No acumulado de janeiro a maio, as exportações para os Estados Unidos totalizaram US$ 14,01 bilhões, com retração de 16%. As importações vindas do país chegaram a US$ 15,48 bilhões, queda de 12,6%. No período, o déficit comercial foi de US$ 1,47 bilhão.
A presença dos Estados Unidos na pauta exportadora brasileira também diminuiu, passando de 12% em maio de 2025 para 9,7% em maio deste ano.
Enquanto isso, a China ampliou sua participação. Em maio, as exportações brasileiras para o país asiático cresceram 9,5% e chegaram a US$ 10,5 bilhões. As compras brasileiras da China avançaram 24,2%, para US$ 6,8 bilhões. O resultado foi superávit de US$ 3,7 bilhões no mês.
Entre janeiro e maio, as vendas para a China somaram US$ 43,26 bilhões, alta de 21,8%. As importações atingiram US$ 30,76 bilhões, avanço de 4,1%. Com isso, o superávit no período foi de US$ 15,5 bilhões. A fatia chinesa nas exportações do Brasil subiu de 32,1% para 32,9%.
O Mdic também destacou o aumento das exportações de combustíveis derivados de petróleo, impulsionadas pela alta dos preços internacionais em meio ao conflito no Oriente Médio.

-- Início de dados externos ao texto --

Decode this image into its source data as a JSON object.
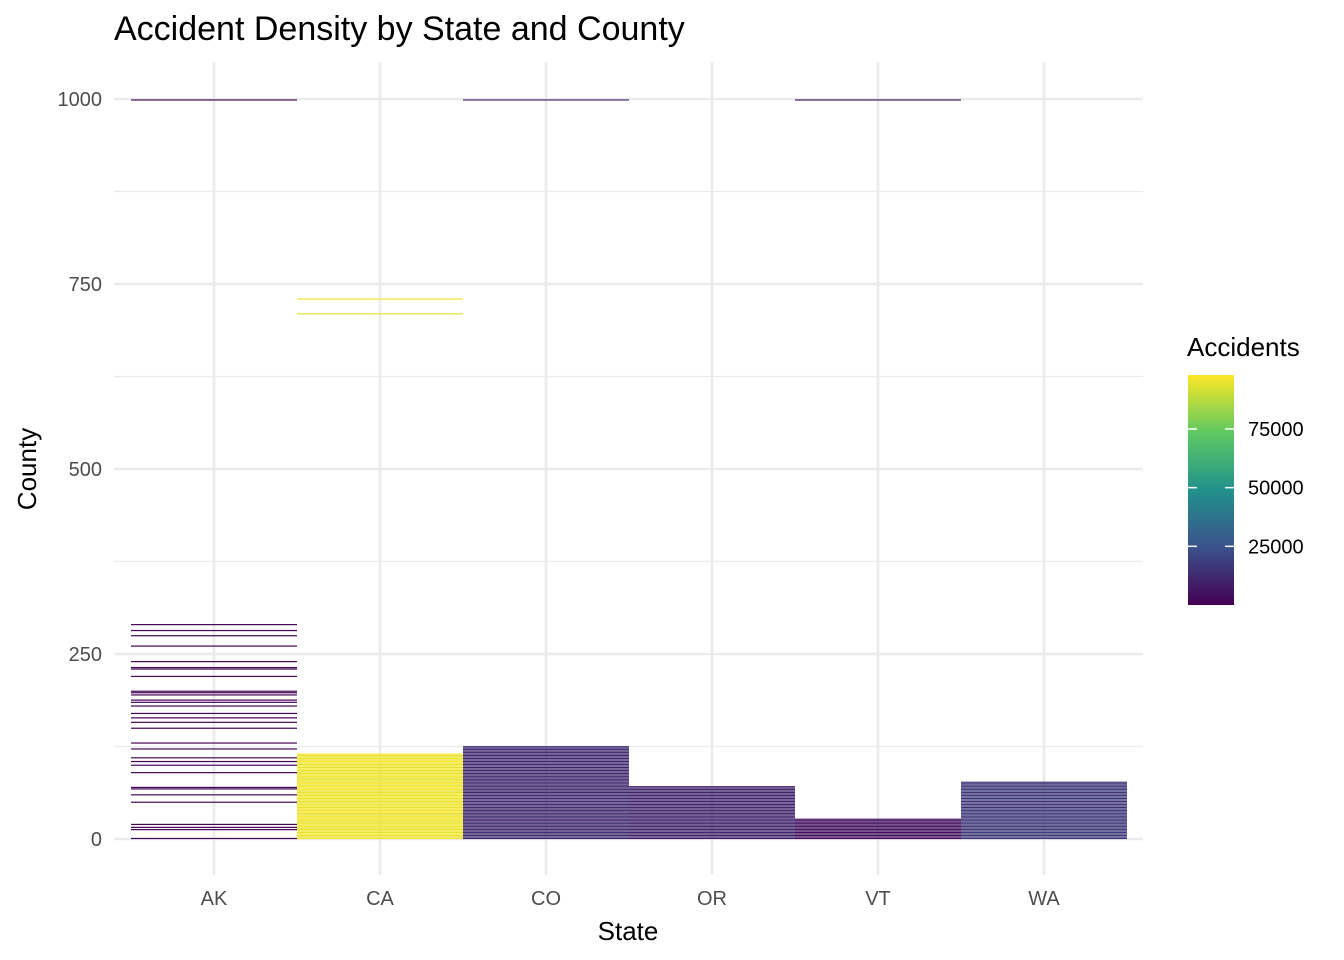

Em maio, o volume embarcado de óleos combustíveis cresceu 75,2%, e o valor exportado aumentou 49,8%.
Já as exportações de petróleo bruto tiveram comportamento oposto. O valor caiu 9,3% e o volume recuou 42,1% na comparação com maio do ano passado.
No conjunto dos cinco primeiros meses de 2026, o Brasil acumulou superávit comercial de US$ 32,662 bilhões, acima dos US$ 24,33 bilhões registrados no mesmo intervalo de 2025. O resultado foi sustentado principalmente pelo avanço das vendas para a China e pelo desempenho de commodities e produtos ligados ao setor de energia.